Gab man am Freitag um 11 Uhr von einem Schweizer Computer bei Google den Suchbegriff «Corona» ein, erschienen zuoberst auf der Seite drei Artikel aus Schweizer Medien: einer aus dem «Tages-Anzeiger» über die Steiner-Schule, die nach einem Covid-Ausbruch schliessen musste, einer aus der «NZZ» zum Thema Booster-Impfungen und einer aus dem Blick, der zeigt, wie andere Länder die vierte Welle gebrochen haben.
Nur Giganten profitieren
News-Boxen heissen diese Gefässe mit Presseartikeln – und dass sie so prominent bei Google erscheinen, hat damit zu tun, dass der Internet-Gigant für seine Kunden ein vertrauenswürdiger Absender sein will. Darum platziert er Berichte von traditionellen Medien prominent auf der Seite. Die Vertrauenswürdigkeit, die Google damit ausstrahlt, zahlt sich für den Internet-Giganten aus: in Form von Werbeeinnahmen.
Es lohnt sich allerdings nur für Google. Die Journalisten, die die Artikel geschrieben haben, und deren Arbeitgeber, die Verlage, gehen leer aus. Das müsse sich ändern, findet Justizministerin Karin Keller-Sutter (57): «Es ist ein Problem, dass Inhalte, die von Medien produziert werden, auf Plattformen angeboten werden, ohne dass sie dies abgelten», sagte die FDP-Bundesrätin am Rande der Verleihung der Swiss Digital Economy Awards am Donnerstagabend in Zürich. «Man kann nicht einfach Produkte, die man nicht selbst hergestellt hat, kostenfrei zur Verfügung stellen.»
Eigentum schützen
Keller-Sutter spricht sich damit für ein Gesetz aus, das sicherstellt, dass Google und Co. die Medien angemessen entschädigen müssen, wenn sie deren Inhalte weiterverbreiten. «Ein liberaler Staat schützt das Eigentum – und geistiges Eigentum ist auch Eigentum», so die Bundesrätin. Ihr schwebt ein Leistungsschutzrecht vor, wie es EU-Staaten kennen.
Die Schweizer Verleger wird das freuen. Sie fordern solche Abgeltungen schon länger. Der Verlegerverbands-Präsident und Präsident der TX Group, Pietro Supino (56), nannte das Leistungsschutzrecht «das wichtigste Thema für die Zukunft des Journalismus und der Medienvielfalt in der Schweiz».
Auch Marc Walder (56), CEO der Ringier AG, die auch Blick herausgibt, sagte kürzlich in der «NZZ am Sonntag»: «Medien sollten für die Nutzung ihrer Inhalte fair entschädigt werden von Google und Facebook.» Ihm schwebt vor, dass die Internetkonzerne etwa zehn Prozent des Gewinns an die Verlage abliefern müssen, den sie hierzulande erwirtschaften. Das wären allein von Google rund 100 Millionen im Jahr.

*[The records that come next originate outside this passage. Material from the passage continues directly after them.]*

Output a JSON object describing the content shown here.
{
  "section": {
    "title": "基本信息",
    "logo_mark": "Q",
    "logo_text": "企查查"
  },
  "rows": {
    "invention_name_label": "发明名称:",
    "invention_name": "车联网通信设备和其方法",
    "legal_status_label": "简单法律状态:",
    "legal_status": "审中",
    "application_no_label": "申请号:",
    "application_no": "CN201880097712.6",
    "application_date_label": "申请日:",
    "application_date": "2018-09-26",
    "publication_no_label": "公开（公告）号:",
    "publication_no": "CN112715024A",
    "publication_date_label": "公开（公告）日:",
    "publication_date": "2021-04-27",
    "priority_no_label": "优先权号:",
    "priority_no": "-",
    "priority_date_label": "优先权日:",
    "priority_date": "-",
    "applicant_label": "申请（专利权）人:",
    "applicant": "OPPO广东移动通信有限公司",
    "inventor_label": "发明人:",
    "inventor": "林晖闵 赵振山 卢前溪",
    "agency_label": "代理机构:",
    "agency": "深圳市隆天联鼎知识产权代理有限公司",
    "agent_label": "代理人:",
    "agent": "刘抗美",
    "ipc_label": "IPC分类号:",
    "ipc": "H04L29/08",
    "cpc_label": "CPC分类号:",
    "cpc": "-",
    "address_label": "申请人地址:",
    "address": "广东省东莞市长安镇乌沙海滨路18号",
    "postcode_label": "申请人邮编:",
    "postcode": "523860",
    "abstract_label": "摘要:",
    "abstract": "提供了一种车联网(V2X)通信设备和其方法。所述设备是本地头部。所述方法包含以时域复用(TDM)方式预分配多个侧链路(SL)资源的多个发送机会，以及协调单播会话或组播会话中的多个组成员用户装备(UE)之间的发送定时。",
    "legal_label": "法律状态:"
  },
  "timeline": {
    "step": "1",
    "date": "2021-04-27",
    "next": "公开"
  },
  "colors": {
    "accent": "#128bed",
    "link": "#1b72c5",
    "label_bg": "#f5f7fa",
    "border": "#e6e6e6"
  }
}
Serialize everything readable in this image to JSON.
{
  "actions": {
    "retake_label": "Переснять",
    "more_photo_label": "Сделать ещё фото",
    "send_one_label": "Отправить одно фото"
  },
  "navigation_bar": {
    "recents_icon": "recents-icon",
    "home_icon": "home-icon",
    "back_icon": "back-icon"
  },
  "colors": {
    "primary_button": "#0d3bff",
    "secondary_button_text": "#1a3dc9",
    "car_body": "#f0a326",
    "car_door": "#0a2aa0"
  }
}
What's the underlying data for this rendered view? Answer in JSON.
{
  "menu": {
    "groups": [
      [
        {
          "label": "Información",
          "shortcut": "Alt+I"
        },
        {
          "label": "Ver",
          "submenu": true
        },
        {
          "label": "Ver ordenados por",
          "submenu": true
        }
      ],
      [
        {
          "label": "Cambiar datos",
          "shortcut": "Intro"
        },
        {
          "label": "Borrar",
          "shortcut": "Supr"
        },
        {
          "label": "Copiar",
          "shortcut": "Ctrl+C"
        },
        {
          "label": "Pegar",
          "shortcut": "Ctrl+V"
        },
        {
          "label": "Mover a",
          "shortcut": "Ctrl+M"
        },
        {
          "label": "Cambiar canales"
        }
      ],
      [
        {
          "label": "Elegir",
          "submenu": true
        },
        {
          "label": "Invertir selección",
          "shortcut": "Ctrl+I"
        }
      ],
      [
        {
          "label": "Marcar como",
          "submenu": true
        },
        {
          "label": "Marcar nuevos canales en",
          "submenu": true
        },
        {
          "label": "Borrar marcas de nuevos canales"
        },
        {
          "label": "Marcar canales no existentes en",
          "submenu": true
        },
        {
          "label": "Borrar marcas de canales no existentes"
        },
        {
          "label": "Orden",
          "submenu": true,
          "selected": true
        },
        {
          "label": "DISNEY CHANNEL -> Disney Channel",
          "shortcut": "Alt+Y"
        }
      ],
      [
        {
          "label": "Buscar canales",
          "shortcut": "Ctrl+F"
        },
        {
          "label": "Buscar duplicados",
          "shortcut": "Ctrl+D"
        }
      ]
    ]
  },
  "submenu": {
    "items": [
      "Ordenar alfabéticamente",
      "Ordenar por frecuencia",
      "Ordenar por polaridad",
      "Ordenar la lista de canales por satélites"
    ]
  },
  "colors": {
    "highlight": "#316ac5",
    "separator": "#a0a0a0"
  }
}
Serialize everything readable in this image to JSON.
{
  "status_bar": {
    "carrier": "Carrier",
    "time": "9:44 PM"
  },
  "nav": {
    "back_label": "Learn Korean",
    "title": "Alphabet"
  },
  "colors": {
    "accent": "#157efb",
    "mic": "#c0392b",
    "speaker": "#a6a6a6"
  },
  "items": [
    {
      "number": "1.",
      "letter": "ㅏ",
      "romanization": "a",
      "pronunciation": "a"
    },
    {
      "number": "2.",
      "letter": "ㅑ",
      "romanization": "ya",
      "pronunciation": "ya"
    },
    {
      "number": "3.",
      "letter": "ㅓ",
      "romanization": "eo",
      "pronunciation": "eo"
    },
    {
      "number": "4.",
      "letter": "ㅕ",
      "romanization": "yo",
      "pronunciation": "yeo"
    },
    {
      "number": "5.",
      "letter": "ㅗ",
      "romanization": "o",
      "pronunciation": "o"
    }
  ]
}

Deutsche wollen elf Prozent
Dass das funktionieren kann, zeigt ein Blick ins Ausland: Gestützt auf eine EU-Richtlinie erarbeiten verschiedene Staaten Leistungsschutzgesetze – in Deutschland ist ein solches bereits im Juni in Kraft getreten. Dort verhandeln die Verlage nun über die Höhe der Entschädigung. Die Verlage verlangen elf Prozent. In Frankreich haben sich die Medien zumindest mit Facebook bereits geeinigt – in welcher Höhe die Abgeltung liegt, ist geheim.
Die vier grossen Schweizer Verlage TX Group, CH Media, NZZ und Ringier wollen für alle Schweizer Medien Abgeltungen aushandeln. Sie haben dafür eine Allianz gegründet. Ohne gesetzliche Grundlage, so Ringier-CEO Walder, werde das aber schwer. Mit dem Support von Keller-Sutter sieht es nun besser aus.